Different yeast varieties have different alcohol tolerance; champagne and ale yeast can give you a final brew of 8-14%.
What is happening is that yeast is consuming the sugar in your brew and converting that into carbon dioxide and alcohol. The carbon dioxide is escaping through your air lock or one way air valve. The longer you leave your ginger beer brewing, the more sugar the yeast will consume and thus the more alcohol that will be created. In our climate, we have brewed our batches for 10 days, and that yields a drier and stronger brew. Your climate might be different. After 1 week, taste to check. You may want yours to be sweeter with a lower alcohol percentage, or you may want it drier with a higher one.

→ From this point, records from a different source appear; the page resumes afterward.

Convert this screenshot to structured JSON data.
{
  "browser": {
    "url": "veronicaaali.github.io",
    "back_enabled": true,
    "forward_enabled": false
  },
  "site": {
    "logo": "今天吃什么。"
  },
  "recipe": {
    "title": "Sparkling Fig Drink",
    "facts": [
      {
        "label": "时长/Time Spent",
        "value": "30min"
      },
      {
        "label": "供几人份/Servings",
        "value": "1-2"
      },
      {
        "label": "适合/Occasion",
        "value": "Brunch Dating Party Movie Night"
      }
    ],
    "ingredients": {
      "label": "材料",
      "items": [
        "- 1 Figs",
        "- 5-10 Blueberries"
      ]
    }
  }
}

Totally up to you!
After the initial fermentation, you will siphon or pour it into bottles and seal them off. *You can use old beer bottles and a crown capping machine or reusable glass swing pop top bottles. Once in the bottle, the brew with carbonate and pressurize. This process can take up to a week in cold climates or as little as 1 day in hot places. Check frequently to ensure you don't over-carbonate and risk bottles exploding.
Folks, it's easier than you think! Get brewing and give it a try!
Recipe for a 20L jug / 5 gallon jug
1 kg ginger
200 gms fresh turmeric (optional; substitute for 1 tablespoon turmeric powder)
2 tablespoons of ground spice mix (think cinnamon, nutmeg and black pepper)
4 kg sugar
45 grams of champagne yeast or ale yeast
Make the ginger concentrate: boil sliced/crushed ginger, turmeric and spices in 6-10 L of water for 1-2 hrs until it’s a strong tasty brew! Add sugar and dissolve.
Activate your yeast about 30 minutes before you are ready to combine everything.
Funnel your mixture into your fermentation jug, mixing with cool/room temp water.
Add activated yeast to your still warm brew in the fermentation jug. Put on airlock.
Wait 1-2 weeks. Put in bottles, wait another 1-7 days. Fridge + drink.
I would like to thank Stuart Muir Wilson, my friend and Permaculture teacher, in Melbourne, Australia for this recipe :)
I would also like to officially state that our home brew is for our consumption only! We are not selling this or doing anything commercial with this product.